Adapun DPR dalam RUU PPSK menambahkan ketentuan bahwa menteri keuangan memiliki kewenangan untuk memutuskan jika voting menemui kebuntuan dalam pasal tersebut. Ini karena DPR dalam RUU PPSK juga memberikan hak suara kepada LPS dalam rapat KKSK sehingga jumlah pengambil keputusan menjadi genap.
- Melanjutkan Kewenangan BI Membeli SBN
RUU PPSK akan mengatur kewenangan BI untuk membeli SBN di pasar perdana dengan merevisi pasal 11 UU Nomor 9 tahun 2016 tentang Pencegahan dan Penanganan Krisis Sistem Keuangan.
Ketentuan soal pembelian SBN oleh BI di pasar perdana tersebut sebetulnya sudah muncul dalam UU Nomor 2 tahun 2020 yang merupakan respons atas penanganan pandemi Covid-19. Melalui ketentuan pada beleid tersebut, lahir tiga Surat Keputusan Bersama (SKB) antara Kemenkeu dan BI yang berakhir tahun ini. Namun, kewenangan BI tersebut hanya berlaku selama pandemi.
Kewenangan BI membeli SBN ini juga memicu kritik dari fraksi Partai Keadilan Sejahtera (PKS). Perwakilan fraksi PKS Hidayatullah menyebut, pembelian SBN tanpa batasan bisa mempengaruhi persepsi publik terhadap kredibilitas bank sentral dan risiko kepercayaan terhadap sektor keuangan Indonesia.
- LPS Jamin Polis Asuransi
RUU PPSK menambahkan fungsi LPS dari semula hanya menjamin simpanan nasabah perbankan, menjadi lembaga penjamin polis. LPS, antara lain berhak menentukan iuran yang akan dipungut dari perusahaan asuransi, mengelola kekayaan dan kewajiban program penjaminan polis, hingga menetapkan batas nilai pertanggungan yang dijamin program penjaminan polis.

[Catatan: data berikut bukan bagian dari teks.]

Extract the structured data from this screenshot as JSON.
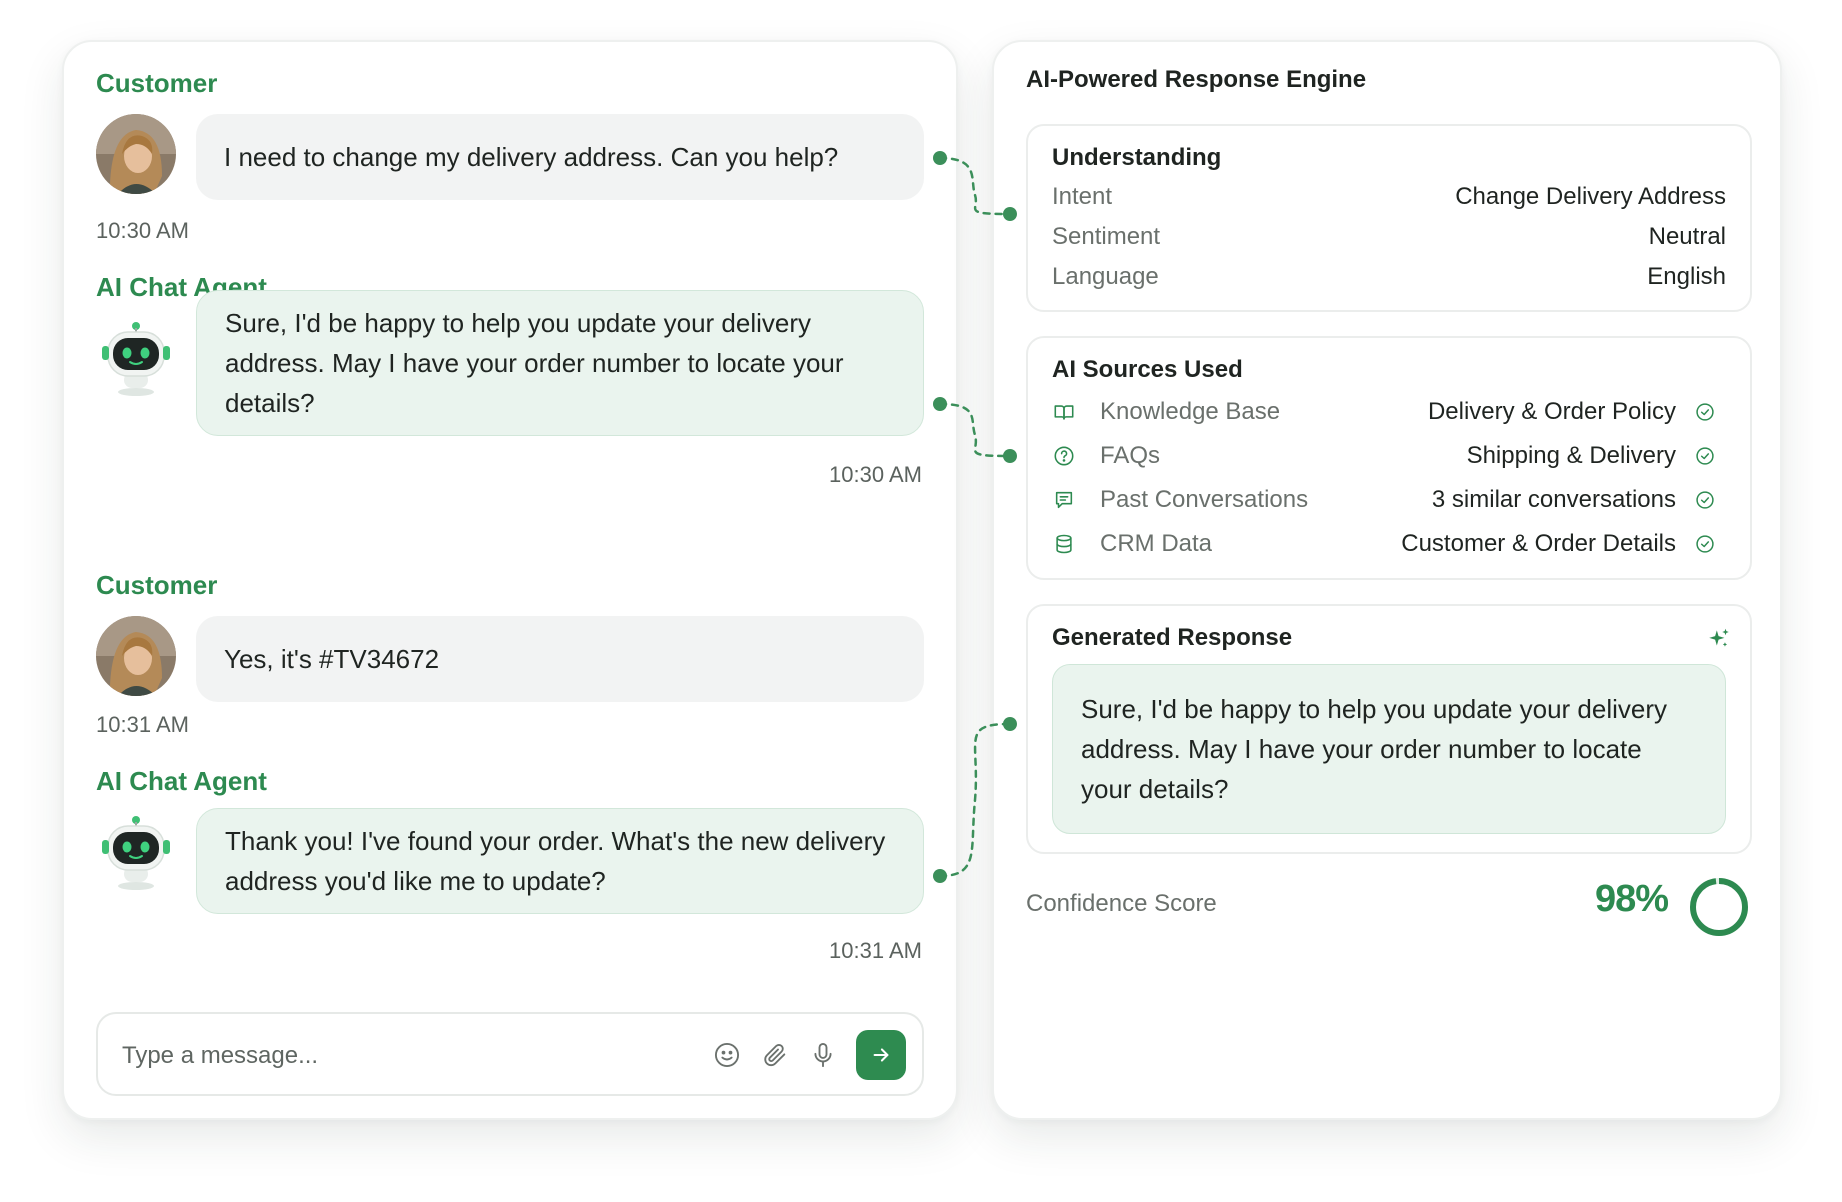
{
  "chat": {
    "messages": [
      {
        "sender": "Customer",
        "text": "I need to change my delivery address. Can you help?",
        "time": "10:30 AM"
      },
      {
        "sender": "AI Chat Agent",
        "text": "Sure, I'd be happy to help you update your delivery address. May I have your order number to locate your details?",
        "time": "10:30 AM"
      },
      {
        "sender": "Customer",
        "text": "Yes, it's #TV34672",
        "time": "10:31 AM"
      },
      {
        "sender": "AI Chat Agent",
        "text": "Thank you! I've found your order. What's the new delivery address you'd like me to update?",
        "time": "10:31 AM"
      }
    ],
    "composer": {
      "placeholder": "Type a message...",
      "icons": [
        "smile-icon",
        "paperclip-icon",
        "microphone-icon",
        "arrow-right-icon"
      ]
    }
  },
  "engine": {
    "title": "AI-Powered Response Engine",
    "understanding": {
      "title": "Understanding",
      "rows": [
        {
          "key": "Intent",
          "value": "Change Delivery Address"
        },
        {
          "key": "Sentiment",
          "value": "Neutral"
        },
        {
          "key": "Language",
          "value": "English"
        }
      ]
    },
    "sources": {
      "title": "AI Sources Used",
      "rows": [
        {
          "icon": "book-icon",
          "name": "Knowledge Base",
          "value": "Delivery & Order Policy"
        },
        {
          "icon": "question-circle-icon",
          "name": "FAQs",
          "value": "Shipping & Delivery"
        },
        {
          "icon": "chat-lines-icon",
          "name": "Past Conversations",
          "value": "3 similar conversations"
        },
        {
          "icon": "database-icon",
          "name": "CRM Data",
          "value": "Customer & Order Details"
        }
      ]
    },
    "generated": {
      "title": "Generated Response",
      "text": "Sure, I'd be happy to help you update your delivery address. May I have your order number to locate your details?",
      "icon": "sparkle-icon"
    },
    "confidence": {
      "label": "Confidence Score",
      "value": "98%",
      "fraction": 0.98
    }
  },
  "colors": {
    "accent": "#2d8a50",
    "agent_bubble": "#eaf4ee",
    "customer_bubble": "#f2f3f3"
  }
}
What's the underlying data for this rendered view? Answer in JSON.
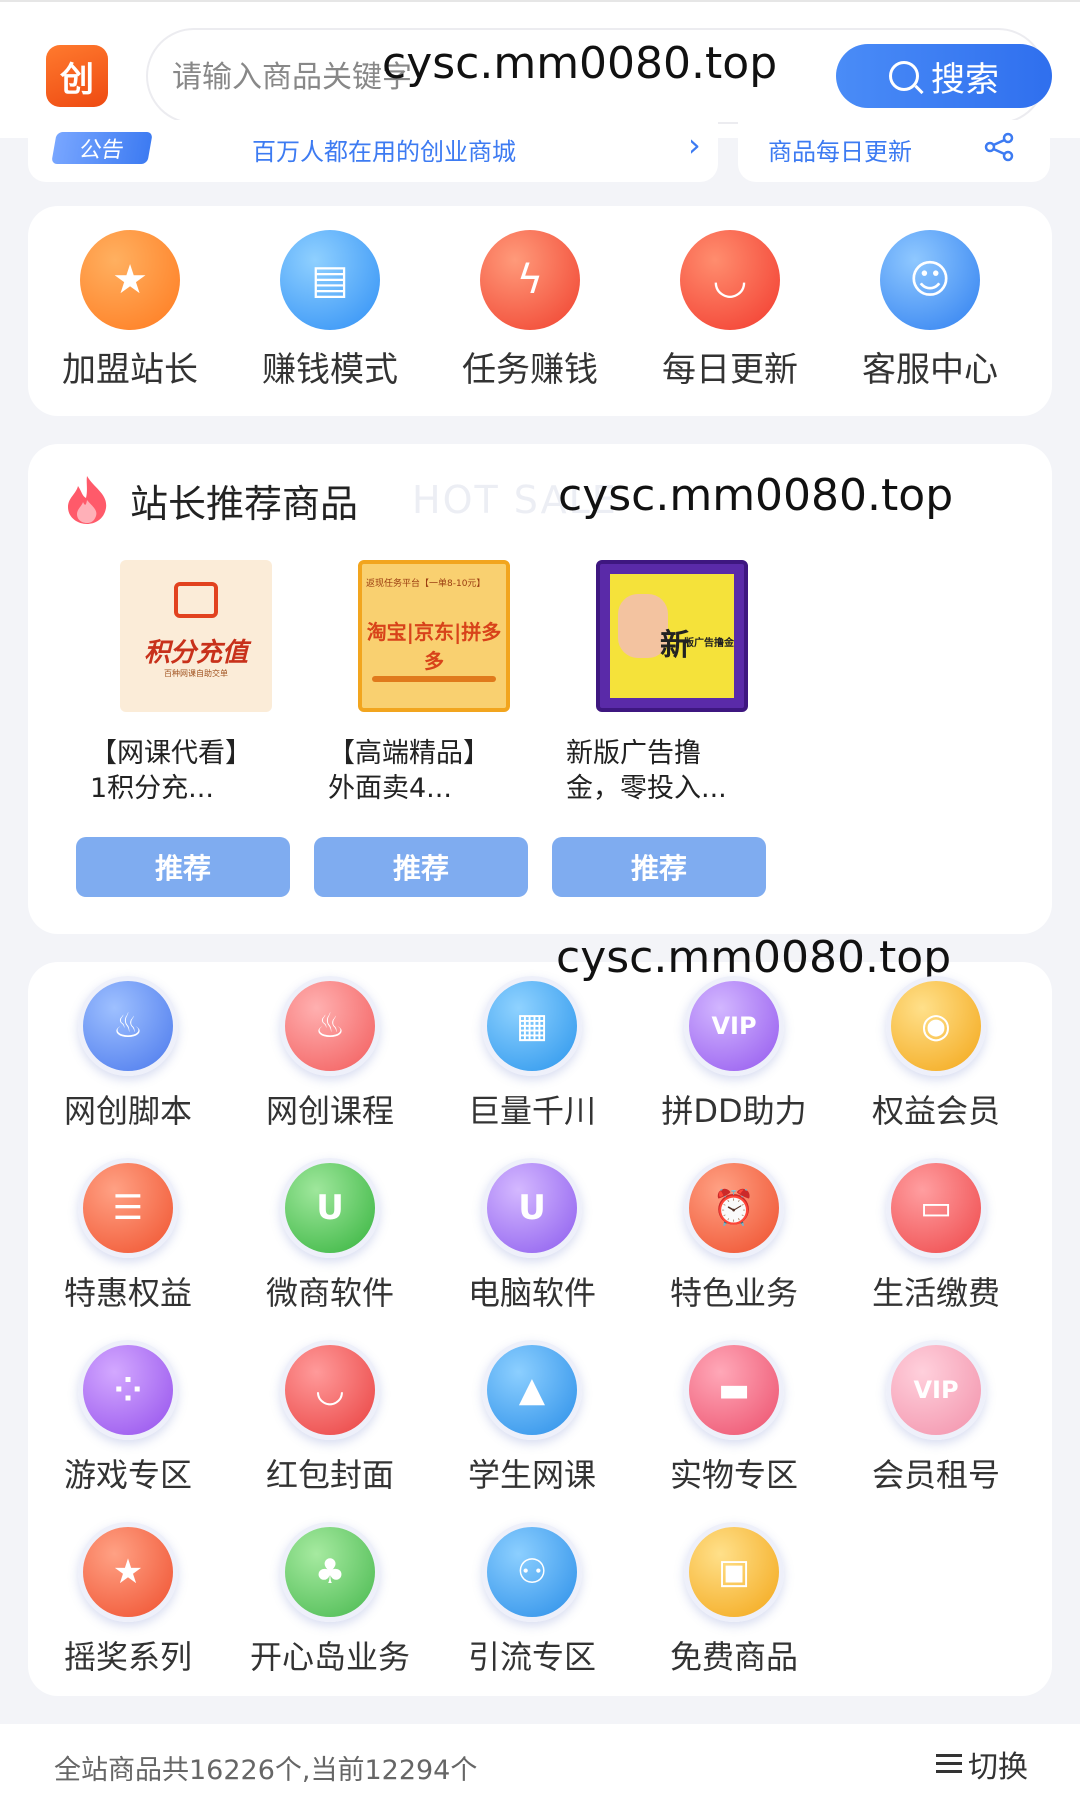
{
  "header": {
    "logo_text": "创",
    "search_placeholder": "请输入商品关键字",
    "search_button": "搜索"
  },
  "watermarks": [
    "cysc.mm0080.top",
    "cysc.mm0080.top",
    "cysc.mm0080.top"
  ],
  "notice": {
    "tag": "公告",
    "text": "百万人都在用的创业商城",
    "update_text": "商品每日更新"
  },
  "quick_nav": [
    {
      "label": "加盟站长",
      "icon": "shop-icon",
      "color": "#ff8a2a"
    },
    {
      "label": "赚钱模式",
      "icon": "document-icon",
      "color": "#3fa2f7"
    },
    {
      "label": "任务赚钱",
      "icon": "task-icon",
      "color": "#ff5a45"
    },
    {
      "label": "每日更新",
      "icon": "bag-icon",
      "color": "#ff4b3b"
    },
    {
      "label": "客服中心",
      "icon": "support-icon",
      "color": "#2f8ff5"
    }
  ],
  "recommend": {
    "title": "站长推荐商品",
    "subtitle": "HOT SALE",
    "button_label": "推荐",
    "products": [
      {
        "name_line1": "【网课代看】",
        "name_line2": "1积分充...",
        "image_text": "积分充值",
        "image_subtext": "百种网课自助交单"
      },
      {
        "name_line1": "【高端精品】",
        "name_line2": "外面卖4...",
        "image_text": "淘宝|京东|拼多多",
        "image_subtext": "返现任务平台【一单8-10元】"
      },
      {
        "name_line1": "新版广告撸",
        "name_line2": "金，零投入...",
        "image_text": "新",
        "image_subtext": "版广告撸金"
      }
    ]
  },
  "categories": [
    {
      "label": "网创脚本",
      "icon": "flame-icon",
      "color": "#5b8ef5"
    },
    {
      "label": "网创课程",
      "icon": "flame-icon",
      "color": "#ff6b6b"
    },
    {
      "label": "巨量千川",
      "icon": "grid-icon",
      "color": "#3aa6f5"
    },
    {
      "label": "拼DD助力",
      "icon": "vip-star-icon",
      "color": "#a46cf5"
    },
    {
      "label": "权益会员",
      "icon": "coins-icon",
      "color": "#f6b21f"
    },
    {
      "label": "特惠权益",
      "icon": "ticket-icon",
      "color": "#f5603c"
    },
    {
      "label": "微商软件",
      "icon": "bag-icon",
      "color": "#43c24a"
    },
    {
      "label": "电脑软件",
      "icon": "bag-icon",
      "color": "#9a6cf2"
    },
    {
      "label": "特色业务",
      "icon": "alarm-icon",
      "color": "#f5603c"
    },
    {
      "label": "生活缴费",
      "icon": "wallet-icon",
      "color": "#f5575a"
    },
    {
      "label": "游戏专区",
      "icon": "gamepad-icon",
      "color": "#a15ef0"
    },
    {
      "label": "红包封面",
      "icon": "red-packet-icon",
      "color": "#f04f4f"
    },
    {
      "label": "学生网课",
      "icon": "graduation-icon",
      "color": "#2f9cf0"
    },
    {
      "label": "实物专区",
      "icon": "gift-icon",
      "color": "#f05f7a"
    },
    {
      "label": "会员租号",
      "icon": "vip-star-icon",
      "color": "#f59ab0"
    },
    {
      "label": "摇奖系列",
      "icon": "award-icon",
      "color": "#f5603c"
    },
    {
      "label": "开心岛业务",
      "icon": "tree-icon",
      "color": "#55c25a"
    },
    {
      "label": "引流专区",
      "icon": "people-icon",
      "color": "#3a9af0"
    },
    {
      "label": "免费商品",
      "icon": "giftbox-icon",
      "color": "#f6b21f"
    }
  ],
  "footer": {
    "summary": "全站商品共16226个,当前12294个",
    "switch_label": "切换"
  }
}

- Pembentukan Badan Supervisi OJK dan LPS
DPR melalui RUU PPSK meminta OJK dan LPS memiliki badan supervisi atau pengawas, seperti yang sudah dimiliki Bank Indonesia saat ini. Badan Supervisi OJK dan LPS diharapkan membantu DPR dalam melakukan evaluasi kinerja kelembagaan dan pengawasan. Tujuannya untuk meningkatkan akuntabilitas, independensi, transparansi dan kredibilitas kelembagaan kedua lembaga negara tersebut.
- Perluasan Kewenangan BPR
Dalam draf RUU PPSK, nama Bank Perkreditan Rakyat akan diubah menjadi Bank Perekonomian Rakyat. Fungsi BPR juga akan diperluas, mencakup penyediaan layanan penukaran valuta asing hingga transfer dana.
- Penerbitan Rupiah Digital
RUU PPSK akan menfasilitasi Bank Indonesia untuk menerbitkan rupiah digital. RUU ini merevisi pasal 2 dalam UU Mata Uang yang hanya menyebutkan bahwa rupiah terdiri dari rupiah kertas dan rupiah logam, dengan menambahkan jenis lain yakni rupiah digital.
Dalam RUU PPSK diatur bahwa penerbitan rupiah digital akan dilakukan oleh BI berkoordinasi dengan pemerintah. Adapun penerbitannya memperhatikan aspek kondisi moneter, kepraktisan sebagai alat pembayaran, pengendalian likuiditas, pengendalian inflasi, keseimbangan jumlah uang yang beredar, keamanan sistem data dan informasi, mitigasi risiko fraud, perlindungan data masyarakat, dan kebutuhan masyarakat.